# anyone used caradark or special b in a stout?



## chopdog (9/6/13)

anyone used caradark or special b in a stout? I have them laying around and thought they could be interesting in a oatmeal stout. Any thoughts?


----------



## bradsbrew (9/6/13)

I have used carared with special B in a stout. Works well.


----------



## chunckious (9/6/13)

I used 5-6% in a stout.
It was a Shakespeare Clone.


----------



## bradsbrew (9/6/13)

Here is an old recipe.

*Sump Oil Stout 22L version*
Foreign Extra Stout

*Recipe Specs*
----------------
Batch Size (L): 22.0
Total Grain (kg): 5.720
Total Hops (g): 61.00
Original Gravity (OG): 1.067 (°P): 16.4
Final Gravity (FG): 1.017 (°P): 4.3
Alcohol by Volume (ABV): 6.58 %
Colour (SRM): 40.5 (EBC): 79.7
Bitterness (IBU): 39.5 (Average - No Chill Adjusted)
Brewhouse Efficiency (%): 85
Boil Time (Minutes): 60

*Grain Bill*
----------------
3.000 kg Maris Otter Malt (52.45%)
0.600 kg Aromatic Malt (10.49%)
0.600 kg Flaked Oats (10.49%)
0.600 kg Vienna (10.49%)
0.350 kg Roasted Barley (6.12%)
0.170 kg Black Patent (2.97%)
0.150 kg Carared (2.62%)
0.150 kg Special-B (2.62%)
0.100 kg Chocolate, Pale (1.75%)

*Hop Bill*
----------------
7.0 g First Gold Pellet (7.4% Alpha) @ 90 Minutes (Boil) (0.3 g/L)
15.0 g Pride of Ringwood Pellet (8.3% Alpha) @ 90 Minutes (Boil) (0.7 g/L)
10.0 g Willamette Pellet (4.7% Alpha) @ 30 Minutes (Boil) (0.5 g/L)
14.0 g First Gold Pellet (7.4% Alpha) @ 15 Minutes (Boil) (0.6 g/L)
7.0 g First Gold Pellet (7.4% Alpha) @ 0 Minutes (Boil) (0.3 g/L)
8.0 g Pride of Ringwood Pellet (8.3% Alpha) @ 0 Minutes (Boil) (0.4 g/L)

*Misc Bill*
----------------

Single step Infusion at 66°C for 90 Minutes.
Fermented at 20°C with


Recipe Generated with *BrewMate*


----------



## chopdog (9/6/13)

Thanks lads. I added 400g special b and 300g caradark. This is for a 45l batch


----------



## hoppy2B (12/6/13)

That seems like a ship load of caramel in your stout. I'd want to have a fair IBU with something like that. You can always boil some hops up and chuck them in as an afterthought if you start worrying about it being too sweet. :blink:


----------



## Adr_0 (12/6/13)

Personally, CaraAroma yes, not cara-dark and/or Special B though. Do you need both? And that much?


----------



## bradsbrew (12/6/13)

hoppy2B said:


> That seems like a ship load of caramel in your stout. I'd want to have a fair IBU with something like that. You can always boil some hops up and chuck them in as an afterthought if you start worrying about it being too sweet. :blink:





Adr_0 said:


> Personally, CaraAroma yes, not cara-dark and/or Special B though. Do you need both? And that much?

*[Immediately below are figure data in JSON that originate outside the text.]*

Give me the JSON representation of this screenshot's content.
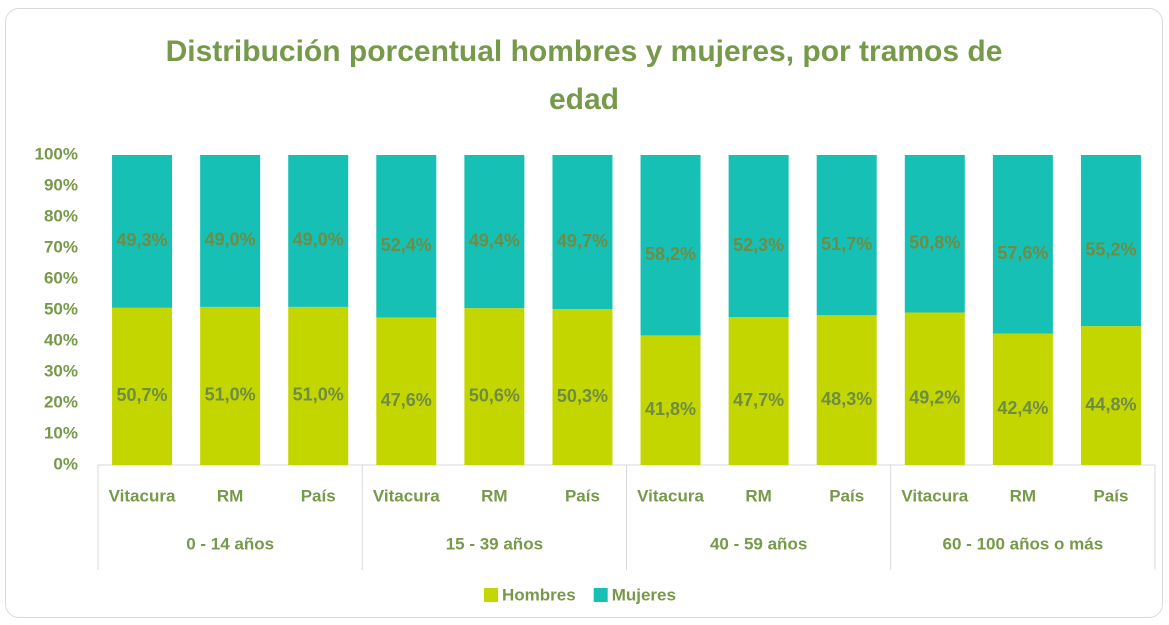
{
  "chart_data": {
    "type": "stacked_bar",
    "title": "Distribución porcentual hombres y mujeres, por tramos de edad",
    "groups": [
      {
        "name": "0 - 14 años",
        "categories": [
          "Vitacura",
          "RM",
          "País"
        ]
      },
      {
        "name": "15 - 39 años",
        "categories": [
          "Vitacura",
          "RM",
          "País"
        ]
      },
      {
        "name": "40 - 59 años",
        "categories": [
          "Vitacura",
          "RM",
          "País"
        ]
      },
      {
        "name": "60 - 100 años o más",
        "categories": [
          "Vitacura",
          "RM",
          "País"
        ]
      }
    ],
    "series": [
      {
        "name": "Hombres",
        "color": "#c4d600",
        "values": [
          50.7,
          51.0,
          51.0,
          47.6,
          50.6,
          50.3,
          41.8,
          47.7,
          48.3,
          49.2,
          42.4,
          44.8
        ],
        "value_labels": [
          "50,7%",
          "51,0%",
          "51,0%",
          "47,6%",
          "50,6%",
          "50,3%",
          "41,8%",
          "47,7%",
          "48,3%",
          "49,2%",
          "42,4%",
          "44,8%"
        ]
      },
      {
        "name": "Mujeres",
        "color": "#17c0b5",
        "values": [
          49.3,
          49.0,
          49.0,
          52.4,
          49.4,
          49.7,
          58.2,
          52.3,
          51.7,
          50.8,
          57.6,
          55.2
        ],
        "value_labels": [
          "49,3%",
          "49,0%",
          "49,0%",
          "52,4%",
          "49,4%",
          "49,7%",
          "58,2%",
          "52,3%",
          "51,7%",
          "50,8%",
          "57,6%",
          "55,2%"
        ]
      }
    ],
    "ylim": [
      0,
      100
    ],
    "yticks": [
      {
        "value": 0,
        "label": "0%"
      },
      {
        "value": 10,
        "label": "10%"
      },
      {
        "value": 20,
        "label": "20%"
      },
      {
        "value": 30,
        "label": "30%"
      },
      {
        "value": 40,
        "label": "40%"
      },
      {
        "value": 50,
        "label": "50%"
      },
      {
        "value": 60,
        "label": "60%"
      },
      {
        "value": 70,
        "label": "70%"
      },
      {
        "value": 80,
        "label": "80%"
      },
      {
        "value": 90,
        "label": "90%"
      },
      {
        "value": 100,
        "label": "100%"
      }
    ],
    "grid": false,
    "legend": "bottom"
  }
}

It is a 45L batch that he is doing. The roast barleychocolate/black malt also throws a perceived bitterness that helps to balance, also mash temp will help with perceived sweetness as well.
The recipe I inserted has a high percentage of specialty malts and is very similar to one that picked me up a second at AABC in the dry stout catergory.

Cheers/


----------